A surprising number of regex tools used in the wild employ a backtracking algorithm like this one. Some popular features such as lookaheada, lookbehinds, and backreferences can't always be matched using a finite automaton.

user2994cb · on Feb 14, 2020

An FSA matcher will be O(M) - one state transition per input character.

jstimpfle · on Feb 14, 2020

If you're looking at a specific regex (~FSA), then N is constant... If you have a function that runs an arbitrary regex, then N will vary.

raverbashing · on Feb 13, 2020

Seeing code like this I can understand why the pioneers though C code could be pretty.

But now all I see there is something more akin to a demonstration of ice carving with chainsaws than something that should be used in a production system.

leoh · on Feb 13, 2020

This would be a very good technical interview question — i.e. "implement this simple regex specification."

elteto · on Feb 13, 2020

We software types must be masochists. It took Rob Pike an hour in the comfort of his private office to write this piece of code. How is this _at all_ like a typical software interview?

dmos62 · on Feb 13, 2020

You're right. At the same time, could it be interesting to see how someone approaches (not solves) an intimidating problem?

reificator · on Feb 13, 2020

Also known as hazing.

dekhn · on Feb 13, 2020

There's a common question, "convert an RE into an NFA" (https://en.wikipedia.org/wiki/Thompson%27s_construction)

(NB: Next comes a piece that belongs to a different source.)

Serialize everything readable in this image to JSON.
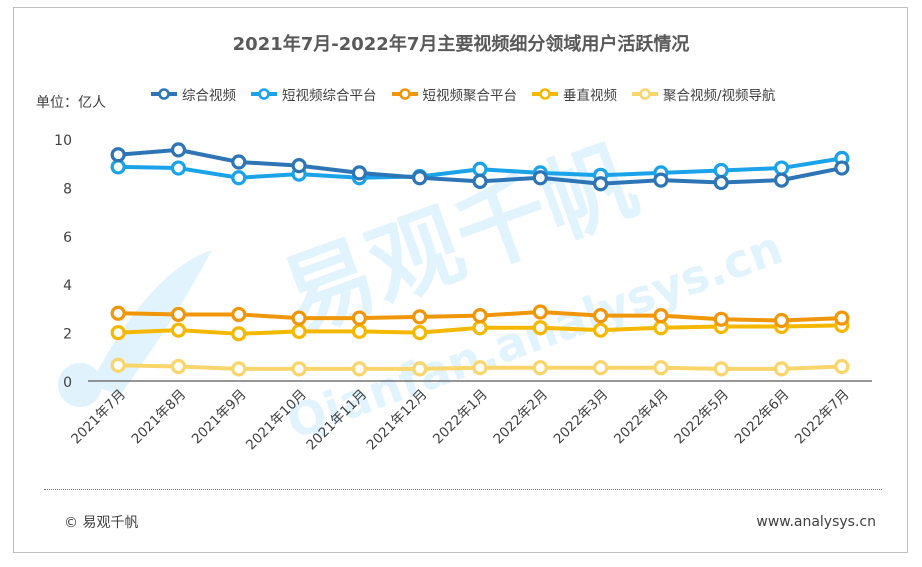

abecedarius · on Feb 13, 2020

Have you seen that used for interviewing? Yes, some people can do it in a 1-hour interview, but wouldn't you rather ask something that can't be done from memory?

dekhn · on Feb 13, 2020

I know engineers who have asked it, yes. It really seems to be a test for "who was paying attention to that one lecture in CS205 near the end of the semester"

abecedarius · on Feb 13, 2020

Wow. That's quite a tricky test, too -- if you study Thompson's original paper you can see plenty of pitfalls. E.g. his main code would loop forever on a star of a star, and he solves this in an appendix with a preprocessor to rewrite regexes of that kind, only it looked like that rewriting would blow up the size of the regex exponentially in the length of the stack of stars. No hire!

dekhn · on Feb 13, 2020

it doesn't any worse than what Huffman did for his CS classes at UCSC.

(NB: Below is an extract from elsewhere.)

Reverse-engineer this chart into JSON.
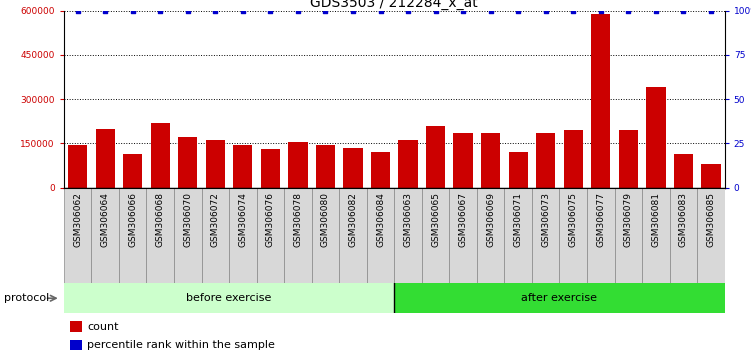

glangdale · on Feb 13, 2020

I have seen this one go by, which, from the perspective of someone who has been doing regex implementation for 14 years, more or less, is fairly amusing. It seems unfair, as someone aware of potential pitfalls of backtracking would presumably feel obligated to build a automata-based solution; someone aware also of the potential pitfalls of DFAs (failure to determinize quickly on some nasty patterns) might also feel obligated to build a Thompson or Glushkov NFA solution as well.

It's quite possible you might turn someone competent into a gibbering wreck (they are asking me to implement RE2 or Hyperscan in an hour!) :-)

adambyrtek · on Feb 13, 2020

I used to use this exact problem years ago when interviewing candidates at Google. At that time I thought it was a great question, but now I'm not that sure anymore if this approach to interviewing is the best way to assess candidates.

leoh · on Feb 13, 2020

Super interesting. Could you say more? Perhaps it depends a bit on the role?